The test was performed in accordance with the requirements of State Pharmacopoeia XIV, GPM 1.4.2.0014.15 “Dissolution for solid dosage forms” [SPh XIV. Volume 2, 2018.-2164 p., GPM.1.4.2.0014.15 Dissolution for solid dosage forms.], “Guide to the examination of medicines” [Guide to the examination of medicines. Volume 1. Moscow: Grif and K., 2013.-328 p., Chapter 7. 5. Guide to the examination of medicines. Volume 3. Moscow: POLIGRAFPLUS Publ., 2014, 344 pp., Chapter 11.], as well as in accordance with the recommendations of the scientific and practical guide for the pharmaceutical industry “Dissolution test in the development and registration of medicines” edited by I. E. Shokhin [“Dissolution Test” in the Development and Registration of Medicines. Scientific and Practical Guide for the Pharmaceutical Industry/Ed. I. E. Shokhin. Moscow, Pero Publ., 2015, 320 pp]. The test conditions were as follows. Instrument type: paddle apparatus; temperature: 37±0.5° C.; medium volume: 900 ml; rotation speed: 75 rpm; sampling time points: 5, 10, 15, 20, and 30 min. The results obtained from the study of FVP release from three Avipiravir tablet formulations depending on the size of the FVP particle size, the acidity of the solutions and the mixing time are presented in Table 1.

Claims

1. An anti-SARS-CoV-2 virus pharmaceutical composition in tablets or capsules containing less than 50 wt % of micronized favipiravir, with the remainder being excipients.

2. Composition according to claim 1 in tablets or capsules containing less than 40-45% of micronized favipiravir with a particle size less than 211 μm.

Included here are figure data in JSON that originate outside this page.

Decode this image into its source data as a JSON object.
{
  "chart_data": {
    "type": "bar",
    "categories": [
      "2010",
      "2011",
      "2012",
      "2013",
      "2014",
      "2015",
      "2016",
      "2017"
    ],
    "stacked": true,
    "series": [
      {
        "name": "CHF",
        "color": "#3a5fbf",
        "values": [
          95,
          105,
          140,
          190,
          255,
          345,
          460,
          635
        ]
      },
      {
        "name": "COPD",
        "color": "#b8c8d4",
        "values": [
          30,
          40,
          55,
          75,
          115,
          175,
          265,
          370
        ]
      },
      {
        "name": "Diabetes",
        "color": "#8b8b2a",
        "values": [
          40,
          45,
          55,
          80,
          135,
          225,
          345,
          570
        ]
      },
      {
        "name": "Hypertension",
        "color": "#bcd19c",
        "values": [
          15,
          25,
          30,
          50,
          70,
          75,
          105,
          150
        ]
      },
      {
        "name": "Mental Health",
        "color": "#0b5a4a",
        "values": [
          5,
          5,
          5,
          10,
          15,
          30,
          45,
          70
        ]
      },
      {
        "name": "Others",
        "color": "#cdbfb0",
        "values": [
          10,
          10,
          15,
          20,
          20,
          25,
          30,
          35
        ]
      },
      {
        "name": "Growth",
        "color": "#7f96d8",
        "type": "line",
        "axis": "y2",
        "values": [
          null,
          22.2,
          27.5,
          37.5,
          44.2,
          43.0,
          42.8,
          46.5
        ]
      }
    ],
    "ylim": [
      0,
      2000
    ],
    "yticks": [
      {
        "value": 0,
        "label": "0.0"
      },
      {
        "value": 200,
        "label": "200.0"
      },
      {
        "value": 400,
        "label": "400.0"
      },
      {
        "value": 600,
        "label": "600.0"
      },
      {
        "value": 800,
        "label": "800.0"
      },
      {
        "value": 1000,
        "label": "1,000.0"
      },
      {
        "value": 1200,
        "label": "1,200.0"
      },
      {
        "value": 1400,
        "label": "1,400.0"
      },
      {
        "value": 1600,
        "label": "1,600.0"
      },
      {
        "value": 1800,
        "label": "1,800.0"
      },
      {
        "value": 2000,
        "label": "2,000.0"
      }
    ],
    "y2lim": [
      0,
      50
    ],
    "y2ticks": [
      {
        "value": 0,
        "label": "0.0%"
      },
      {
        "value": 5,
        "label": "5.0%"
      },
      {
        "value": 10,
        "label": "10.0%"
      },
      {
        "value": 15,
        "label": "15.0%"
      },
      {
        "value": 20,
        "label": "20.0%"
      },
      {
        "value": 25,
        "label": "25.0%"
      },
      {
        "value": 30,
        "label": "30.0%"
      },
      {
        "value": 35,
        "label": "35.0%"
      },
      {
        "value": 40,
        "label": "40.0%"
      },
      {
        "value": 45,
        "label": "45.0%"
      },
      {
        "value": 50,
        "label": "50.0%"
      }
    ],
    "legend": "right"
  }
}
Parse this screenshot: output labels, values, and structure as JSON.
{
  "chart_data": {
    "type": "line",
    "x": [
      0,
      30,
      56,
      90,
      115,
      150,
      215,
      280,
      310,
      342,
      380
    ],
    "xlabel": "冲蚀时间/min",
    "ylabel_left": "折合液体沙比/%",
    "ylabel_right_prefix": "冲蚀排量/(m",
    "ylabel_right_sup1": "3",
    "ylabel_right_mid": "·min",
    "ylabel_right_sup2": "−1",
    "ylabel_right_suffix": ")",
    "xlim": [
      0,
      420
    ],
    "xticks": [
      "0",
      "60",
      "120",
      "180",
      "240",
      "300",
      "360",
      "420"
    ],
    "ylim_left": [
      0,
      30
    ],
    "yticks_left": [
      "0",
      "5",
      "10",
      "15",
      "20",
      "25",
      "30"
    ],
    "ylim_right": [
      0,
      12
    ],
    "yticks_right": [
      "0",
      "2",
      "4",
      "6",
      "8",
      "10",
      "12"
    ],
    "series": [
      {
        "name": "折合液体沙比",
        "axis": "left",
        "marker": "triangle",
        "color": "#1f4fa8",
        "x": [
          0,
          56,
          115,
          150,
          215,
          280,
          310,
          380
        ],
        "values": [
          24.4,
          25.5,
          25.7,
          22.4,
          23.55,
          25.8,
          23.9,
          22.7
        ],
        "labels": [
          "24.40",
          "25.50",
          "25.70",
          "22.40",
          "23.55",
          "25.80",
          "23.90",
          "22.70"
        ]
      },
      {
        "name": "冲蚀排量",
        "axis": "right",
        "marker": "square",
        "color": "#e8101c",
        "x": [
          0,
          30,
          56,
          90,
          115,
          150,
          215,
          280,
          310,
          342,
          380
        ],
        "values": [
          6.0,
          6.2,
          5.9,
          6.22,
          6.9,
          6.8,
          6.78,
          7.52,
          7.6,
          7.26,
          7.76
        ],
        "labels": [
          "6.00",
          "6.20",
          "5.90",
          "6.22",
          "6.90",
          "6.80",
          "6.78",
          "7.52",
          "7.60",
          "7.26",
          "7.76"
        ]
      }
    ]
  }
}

3. Composition according to claims 1, 2 containing fillers, disintegrants, binders, glidants, lubricants and coatings as excipients.

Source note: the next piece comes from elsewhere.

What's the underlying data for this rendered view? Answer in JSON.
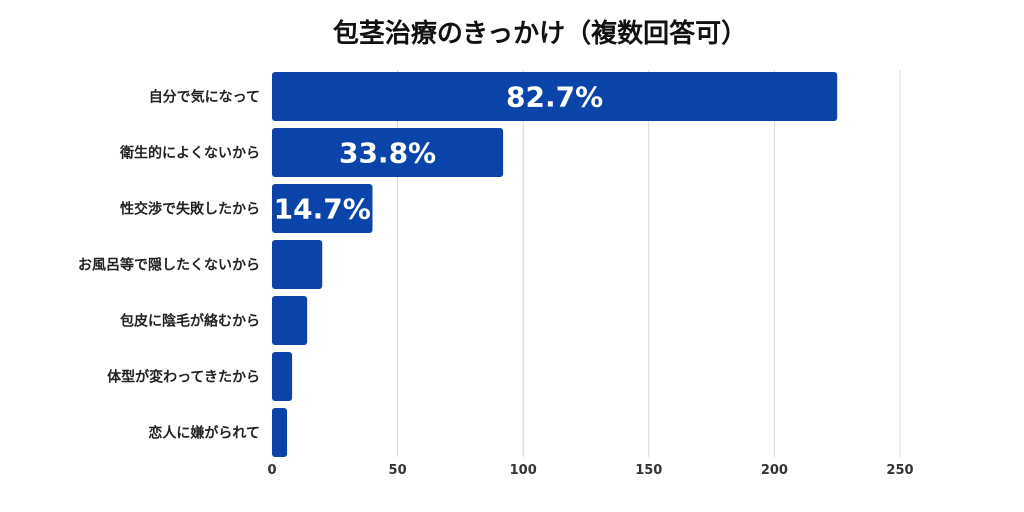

4. Composition according to claims 1÷3 in coated tablets containing 43÷44% favipiravir, 5.5÷6.0% croscarmellose sodium, 4.8÷5.0% povidone, 0.6÷0.8% magnesium stearate, 0.5÷0.7% silicon dioxide colloidal, 2.5÷2.7% film coating, the remainder being microcrystalline cellulose, containing 200 mg, 300 mg, 400 mg, or 600 mg of FVP.